Ce roman est l’histoire d’Aube, une jeune femme qui a été victime d’une très grave attaque des islamistes pendant la décennie noire en Algérie dans les années 90.

Victime d’une tentative d’égorgement ne peut plus parler, elle ne peut respirer que grâce à une canule installée dans sa gorge et elle a une horrible trace de sa blessure sur la gorge qui fait peur aux enfants et détourne le regard des adultes.

C’est, cependant une femme libre. Elle n’est pas mariée et subvient a ses besoins en tenant un salon de coiffure. Elle est , ce faisant , une anomalie pour les milieux conservateurs en Algérie.

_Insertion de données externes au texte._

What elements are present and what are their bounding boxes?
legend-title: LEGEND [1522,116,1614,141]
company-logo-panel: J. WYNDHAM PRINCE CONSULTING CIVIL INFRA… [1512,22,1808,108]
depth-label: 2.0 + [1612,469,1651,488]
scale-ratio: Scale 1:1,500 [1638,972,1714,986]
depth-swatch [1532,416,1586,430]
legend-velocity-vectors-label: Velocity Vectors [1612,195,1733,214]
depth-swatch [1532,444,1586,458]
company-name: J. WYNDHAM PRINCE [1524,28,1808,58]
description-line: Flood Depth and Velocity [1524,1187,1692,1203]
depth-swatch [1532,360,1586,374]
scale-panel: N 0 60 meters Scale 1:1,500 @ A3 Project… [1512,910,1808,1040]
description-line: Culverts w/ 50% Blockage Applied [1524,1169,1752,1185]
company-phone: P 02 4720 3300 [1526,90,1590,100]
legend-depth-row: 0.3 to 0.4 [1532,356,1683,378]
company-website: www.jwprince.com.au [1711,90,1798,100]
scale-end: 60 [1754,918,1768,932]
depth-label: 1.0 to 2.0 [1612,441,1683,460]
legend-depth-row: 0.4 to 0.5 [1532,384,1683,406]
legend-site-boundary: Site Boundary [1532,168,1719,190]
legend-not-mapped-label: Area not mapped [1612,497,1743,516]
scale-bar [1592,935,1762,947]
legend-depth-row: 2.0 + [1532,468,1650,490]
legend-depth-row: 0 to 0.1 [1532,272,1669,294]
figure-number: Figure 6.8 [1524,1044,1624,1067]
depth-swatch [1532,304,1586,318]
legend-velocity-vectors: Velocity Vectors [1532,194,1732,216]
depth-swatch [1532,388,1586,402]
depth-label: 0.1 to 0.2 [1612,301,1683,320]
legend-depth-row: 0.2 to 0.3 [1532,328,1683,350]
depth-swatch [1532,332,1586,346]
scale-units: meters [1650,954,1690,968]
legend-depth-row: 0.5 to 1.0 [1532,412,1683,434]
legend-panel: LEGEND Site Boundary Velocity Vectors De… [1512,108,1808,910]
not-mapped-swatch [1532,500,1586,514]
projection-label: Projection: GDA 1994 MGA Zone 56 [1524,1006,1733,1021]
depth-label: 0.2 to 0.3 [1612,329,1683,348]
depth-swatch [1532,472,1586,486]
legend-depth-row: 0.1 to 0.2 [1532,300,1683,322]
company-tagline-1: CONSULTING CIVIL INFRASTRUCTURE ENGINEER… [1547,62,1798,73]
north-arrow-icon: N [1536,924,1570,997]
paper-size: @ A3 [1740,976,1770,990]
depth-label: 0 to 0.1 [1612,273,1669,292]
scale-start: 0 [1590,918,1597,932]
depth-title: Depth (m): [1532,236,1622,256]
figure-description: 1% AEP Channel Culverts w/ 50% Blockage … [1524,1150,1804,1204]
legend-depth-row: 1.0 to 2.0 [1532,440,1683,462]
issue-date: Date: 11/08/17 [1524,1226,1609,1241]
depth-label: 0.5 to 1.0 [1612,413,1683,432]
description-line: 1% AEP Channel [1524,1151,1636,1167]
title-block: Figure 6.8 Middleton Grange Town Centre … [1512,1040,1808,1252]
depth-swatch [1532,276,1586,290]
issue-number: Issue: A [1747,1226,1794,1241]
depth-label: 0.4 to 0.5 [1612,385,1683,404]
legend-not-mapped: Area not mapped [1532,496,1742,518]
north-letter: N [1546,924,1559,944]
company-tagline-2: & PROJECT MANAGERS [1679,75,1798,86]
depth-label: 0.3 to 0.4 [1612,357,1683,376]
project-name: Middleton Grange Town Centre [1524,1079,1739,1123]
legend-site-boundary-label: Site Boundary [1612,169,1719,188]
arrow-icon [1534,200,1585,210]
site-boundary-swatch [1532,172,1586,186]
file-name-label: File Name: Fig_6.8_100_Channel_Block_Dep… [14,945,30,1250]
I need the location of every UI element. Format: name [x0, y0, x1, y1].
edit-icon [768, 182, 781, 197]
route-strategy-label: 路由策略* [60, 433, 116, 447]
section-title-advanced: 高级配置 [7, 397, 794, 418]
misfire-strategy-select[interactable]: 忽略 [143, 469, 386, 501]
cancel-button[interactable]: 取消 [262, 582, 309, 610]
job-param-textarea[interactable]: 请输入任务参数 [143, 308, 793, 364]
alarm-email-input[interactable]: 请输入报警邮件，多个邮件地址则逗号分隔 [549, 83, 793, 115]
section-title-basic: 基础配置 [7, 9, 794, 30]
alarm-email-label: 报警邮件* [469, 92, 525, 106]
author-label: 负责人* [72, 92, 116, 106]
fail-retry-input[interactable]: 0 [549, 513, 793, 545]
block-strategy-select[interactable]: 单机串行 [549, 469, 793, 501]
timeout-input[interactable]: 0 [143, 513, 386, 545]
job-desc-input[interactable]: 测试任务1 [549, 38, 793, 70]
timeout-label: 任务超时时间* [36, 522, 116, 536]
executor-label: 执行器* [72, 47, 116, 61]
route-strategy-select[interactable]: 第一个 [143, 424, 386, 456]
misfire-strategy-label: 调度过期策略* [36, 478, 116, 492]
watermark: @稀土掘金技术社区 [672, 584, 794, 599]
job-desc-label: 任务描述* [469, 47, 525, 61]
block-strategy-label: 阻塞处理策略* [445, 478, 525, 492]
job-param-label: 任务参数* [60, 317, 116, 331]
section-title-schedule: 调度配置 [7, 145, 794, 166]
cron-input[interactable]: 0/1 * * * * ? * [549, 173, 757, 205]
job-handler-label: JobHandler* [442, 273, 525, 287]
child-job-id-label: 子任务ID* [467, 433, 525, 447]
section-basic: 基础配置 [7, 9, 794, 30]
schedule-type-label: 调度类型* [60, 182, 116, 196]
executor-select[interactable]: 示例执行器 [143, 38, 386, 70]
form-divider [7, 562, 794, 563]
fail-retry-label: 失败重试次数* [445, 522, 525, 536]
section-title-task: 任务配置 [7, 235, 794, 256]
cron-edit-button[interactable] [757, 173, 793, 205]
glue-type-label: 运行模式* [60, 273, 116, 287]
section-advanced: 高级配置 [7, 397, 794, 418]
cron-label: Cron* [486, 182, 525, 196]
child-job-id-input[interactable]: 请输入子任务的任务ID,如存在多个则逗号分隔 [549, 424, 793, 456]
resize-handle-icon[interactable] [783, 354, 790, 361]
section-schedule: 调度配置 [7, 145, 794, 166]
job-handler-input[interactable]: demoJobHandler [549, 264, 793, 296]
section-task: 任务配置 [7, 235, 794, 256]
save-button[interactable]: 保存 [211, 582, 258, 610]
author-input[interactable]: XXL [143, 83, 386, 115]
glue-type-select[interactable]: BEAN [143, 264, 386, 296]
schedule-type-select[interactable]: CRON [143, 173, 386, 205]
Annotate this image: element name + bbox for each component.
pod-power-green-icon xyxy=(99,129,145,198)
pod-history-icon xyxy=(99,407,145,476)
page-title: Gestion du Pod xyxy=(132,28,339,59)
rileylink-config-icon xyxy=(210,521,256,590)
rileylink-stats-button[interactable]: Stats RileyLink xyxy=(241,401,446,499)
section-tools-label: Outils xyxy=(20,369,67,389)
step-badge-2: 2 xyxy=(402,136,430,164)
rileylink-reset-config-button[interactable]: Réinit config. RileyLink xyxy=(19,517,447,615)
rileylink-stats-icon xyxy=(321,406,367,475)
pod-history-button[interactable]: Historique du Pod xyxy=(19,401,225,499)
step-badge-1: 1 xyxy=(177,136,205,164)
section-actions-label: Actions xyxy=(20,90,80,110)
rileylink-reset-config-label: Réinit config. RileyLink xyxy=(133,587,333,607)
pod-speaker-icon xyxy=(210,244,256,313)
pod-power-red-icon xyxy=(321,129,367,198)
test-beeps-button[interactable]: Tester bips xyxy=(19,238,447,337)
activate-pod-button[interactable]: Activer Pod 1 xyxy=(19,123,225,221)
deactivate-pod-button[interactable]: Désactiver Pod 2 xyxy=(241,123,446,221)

Au moment où débute le roman, Aube est enceinte. Elle ne l’annonce à personne pas même à sa mère mais s’adresse à son futur bébé à qui elle raconte ce qu’elle a vécu et comme ce futur bébé est une fille elle lui montre qu’elle sera sa place dans ce pays.

Rien ne nous est épargné de la barbarie des islamistes et leur incommensurable bêtise. La scène chez le gynécologue serait très drôle si elle n’était aussi le reflet de la bêtise absolue qui se donne des airs de religion !

On va suivre un long périple de cette jeune femme qui veut retourner sur les lieux de son malheur et ce sera l’occasion pour l’auteur de revenir sur l’ensemble des drames du pays à cette époque. Aube pense à avorter car, comme elle l’explique a son futur bébé elle ne veut le laisser venir dans un tel monde et elle lui explique et à nous par là même pourquoi.

Tout au long de son périple elle fait des rencontres. Ces destins ont été, eux-aussi, bouleversés par les islamistes et c’est une façon, pour l’auteur ,de protester contre la décision du pouvoir d’effacer cette guerre, de passer l’éponge sur ces crimes, sans jugement, sans récit comme si cela n’avait pas existé

Le lecteur est amené à réfléchir sur cet oubli volontaire, sur l’absence de tous récits historiques dans un pays, par ailleurs si soucieux d’histoire dans sa guerre contre la France !

Ce roman est fort et il revient, en détail sur cette période historique. Il fera date et il amène le lecteur à affronter des questions essentielles sur la place des femmes, sur l’idéologie islamiste, sur le rôle de la mémoire et de l’histoire.